Se lo Stato è molto corrotto o latitante, la legalità viene meno, le leggi si moltiplicano, perché sono create non più una volta sola per il bene comune ma guardando agli interessi particolari ed egoistici dei singoli. La foresta di prescrizioni, commi e codicilli nasconde spesso lacune profonde, sul piano delle scelte di fondo e dei valori di riferimento. In assenza di una disciplina chiara e oggettiva, il potente di turno si fabbrica la norma personale che più gli conviene, piegando la funzione pubblica al suo privatissimo tornaconto.

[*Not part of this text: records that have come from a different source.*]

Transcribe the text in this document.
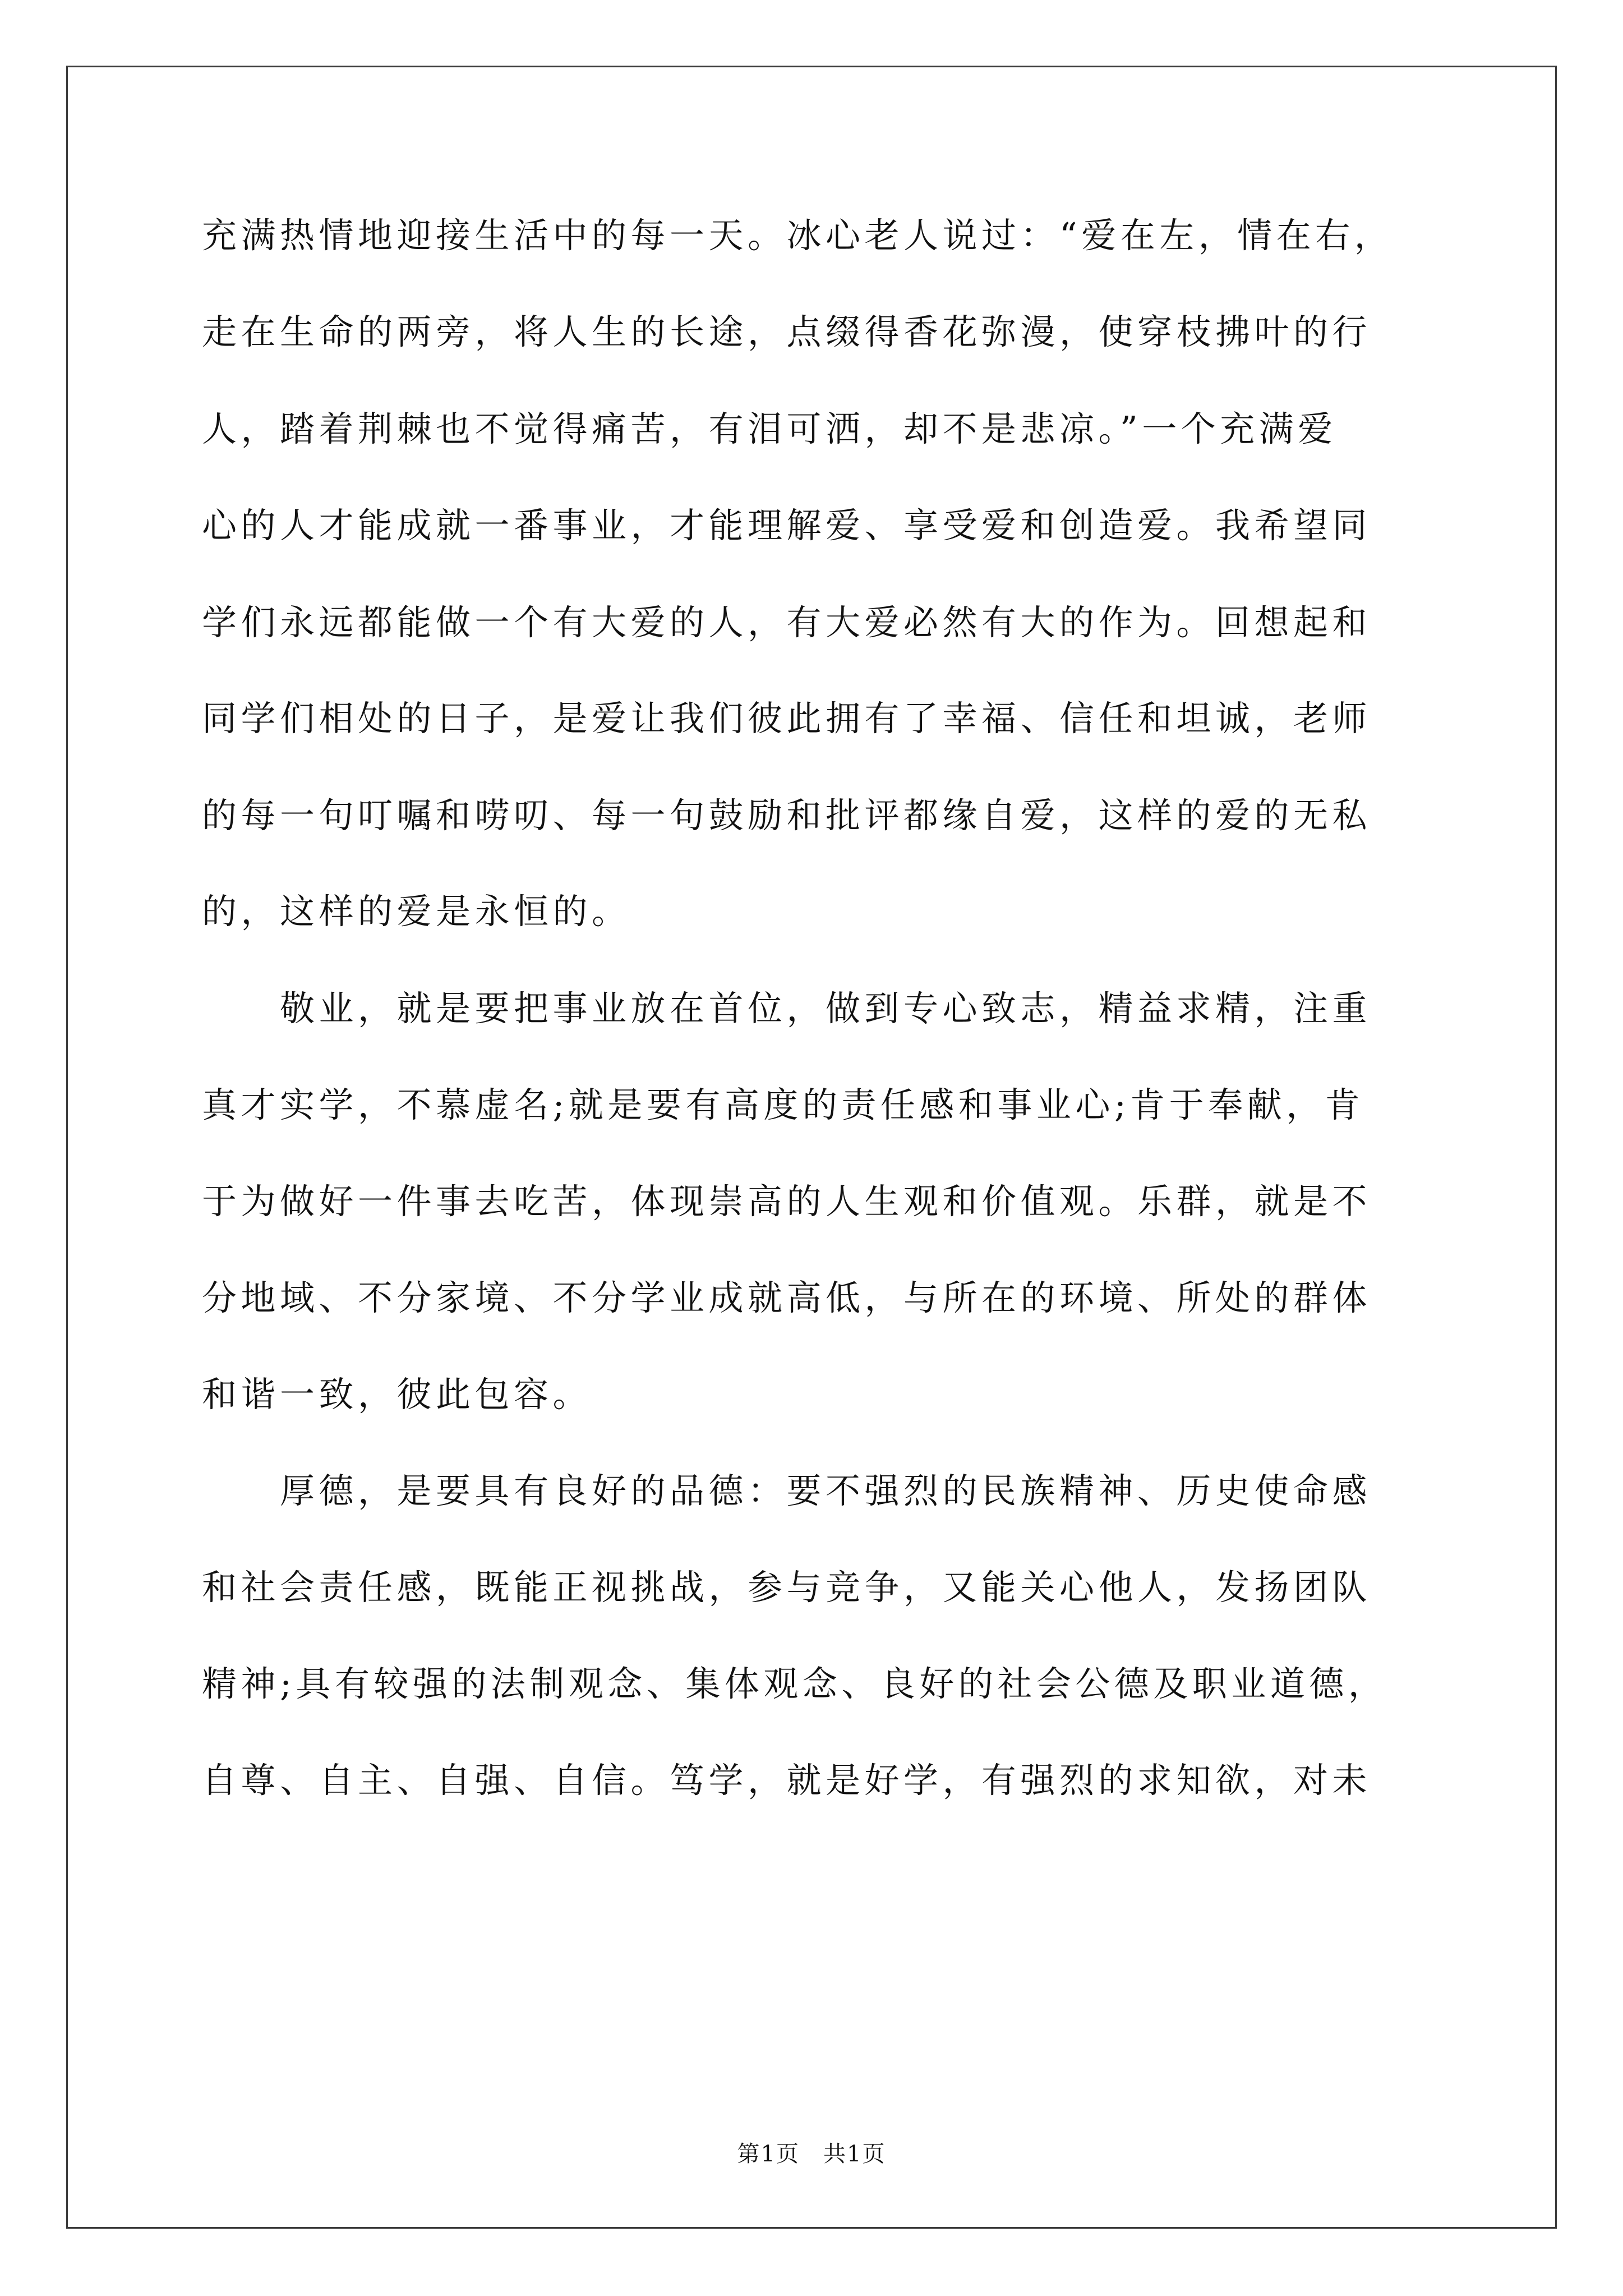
充满热情地迎接生活中的每一天。冰心老人说过：“爱在左，情在右，
走在生命的两旁，将人生的长途，点缀得香花弥漫，使穿枝拂叶的行
人，踏着荆棘也不觉得痛苦，有泪可洒，却不是悲凉。”一个充满爱
心的人才能成就一番事业，才能理解爱、享受爱和创造爱。我希望同
学们永远都能做一个有大爱的人，有大爱必然有大的作为。回想起和
同学们相处的日子，是爱让我们彼此拥有了幸福、信任和坦诚，老师
的每一句叮嘱和唠叨、每一句鼓励和批评都缘自爱，这样的爱的无私
的，这样的爱是永恒的。
　　敬业，就是要把事业放在首位，做到专心致志，精益求精，注重
真才实学，不慕虚名;就是要有高度的责任感和事业心;肯于奉献，肯
于为做好一件事去吃苦，体现崇高的人生观和价值观。乐群，就是不
分地域、不分家境、不分学业成就高低，与所在的环境、所处的群体
和谐一致，彼此包容。
　　厚德，是要具有良好的品德：要不强烈的民族精神、历史使命感
和社会责任感，既能正视挑战，参与竞争，又能关心他人，发扬团队
精神;具有较强的法制观念、集体观念、良好的社会公德及职业道德，
自尊、自主、自强、自信。笃学，就是好学，有强烈的求知欲，对未
第1页　共1页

La “crisi della legge” – nelle molteplici forme di ipertrofia, vaghezza e farraginosità- crea così l’anomalia di giudice legislatore o co-legislatore, esposto alla tentazione dell’onnipotenza. Ecco, la magistratura ha le sue colpe, ma non può essere l’unico imputato. Se il legislatore evitasse di disciplinare i dettagli inutili della nostra quotidianità e dettasse pochi precetti semplici sui nostri veri problemi, la magistratura potrebbe evitare un’impropria azione di supplenza giudiziaria, alla quale è costretta contro la sua vocazione e, soprattutto, contro i suoi desideri.